Alors, quelle que soit votre décision aujourd'hui, il y aura vraisemblablement encore au moins quelques divergences avec le Conseil national, c'est-à-dire que cet article va encore rester ouvert. Et, quand un article reste ouvert, j'ai toujours l'espoir que l'on trouve une meilleure solution, mais il est vrai que là cela fait quand même un certain temps que les travaux se déroulent.

Par rapport à la question soulevée par Monsieur Gutzwiller, j'aimerais dire ici qu'il est vrai que la question de soumettre à cette surveillance et à cet article tous les dispositifs médicaux n'a pas été mise en consultation, ceci parce qu'il s'agit d'un marché qui est relativement peu transparent et pour lequel il n'existe souvent qu'un seul offreur, pour lequel les conditions commerciales ne sont pas connues, pour lequel il [PAGE 725] nous semblait relativement difficile de mettre en oeuvre une surveillance. Mais, au cours des débats durant l'année qui vient de s'écouler, on s'est quand même rendu compte que, dans certains cas en tout cas, on pouvait douter de l'indépendance ou avoir des signaux qui montraient que dans ce domaine-là aussi des influences existaient. C'est ce qui explique la position aujourd'hui du Conseil national et de la minorité de votre commission, qui souhaitent soumettre tous les dispositifs médicaux à cette surveillance, en disant: "Nous avons constaté durant les mois écoulés qu'il y a aussi dans ce domaine-là un besoin de régulation."

De l'avis du Conseil fédéral, c'est quelque chose qui peut être envisagé, même si, comme le disait Monsieur Gutzwiller, cela n'a pas été mis en consultation et que c'est probablement une certaine surprise pour celles et ceux qui fabriquent et qui vendent ces dispositifs médicaux.
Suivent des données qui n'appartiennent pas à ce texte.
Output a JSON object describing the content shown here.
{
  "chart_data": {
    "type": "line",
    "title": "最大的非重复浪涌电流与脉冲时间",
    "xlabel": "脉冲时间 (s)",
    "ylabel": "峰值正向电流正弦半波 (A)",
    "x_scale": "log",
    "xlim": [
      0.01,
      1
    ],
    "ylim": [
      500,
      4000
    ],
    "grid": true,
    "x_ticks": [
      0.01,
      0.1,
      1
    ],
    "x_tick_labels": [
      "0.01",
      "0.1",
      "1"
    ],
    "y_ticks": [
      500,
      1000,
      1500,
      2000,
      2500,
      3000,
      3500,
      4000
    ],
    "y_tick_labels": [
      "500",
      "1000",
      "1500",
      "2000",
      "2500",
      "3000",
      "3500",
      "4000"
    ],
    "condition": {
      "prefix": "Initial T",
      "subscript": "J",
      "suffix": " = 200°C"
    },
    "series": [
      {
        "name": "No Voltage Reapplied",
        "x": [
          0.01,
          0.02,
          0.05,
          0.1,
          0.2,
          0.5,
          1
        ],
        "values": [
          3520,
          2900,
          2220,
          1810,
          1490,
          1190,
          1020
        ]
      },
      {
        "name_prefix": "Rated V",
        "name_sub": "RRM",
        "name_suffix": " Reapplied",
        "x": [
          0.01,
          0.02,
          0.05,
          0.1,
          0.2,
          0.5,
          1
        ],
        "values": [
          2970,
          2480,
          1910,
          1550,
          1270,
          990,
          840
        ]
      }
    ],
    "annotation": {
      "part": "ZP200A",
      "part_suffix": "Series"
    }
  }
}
C'est donc quelque chose qui pourrait être discuté, mais il faut voir alors ce que signifie le pendant avec la suite de l'article qui interdit les rabais ou les ristournes dans ce domaine-là. Nous partons de l'idée que cela pourrait avoir des conséquences relativement importantes dans tout le domaine des dispositifs médicaux.

J'aimerais vous inviter à suivre la majorité de votre commission, en sachant que ce n'est pas encore la solution définitive. Il y a encore du travail qui sera réalisé avec le Conseil national. Nous allons tout faire pour formuler un article aussi équilibré et bon que possible. La volonté commune est là, mais le sujet est tellement complexe que nous arrivons aux limites de ce que nous pouvons faire dans la réglementation pour pouvoir être certains que les influences seront limitées sur le terrain. Une navette supplémentaire au Conseil national ne sera pas de trop dans ce cas. C'est avec cette argumentation que je vous invite à soutenir la majorité de votre commission.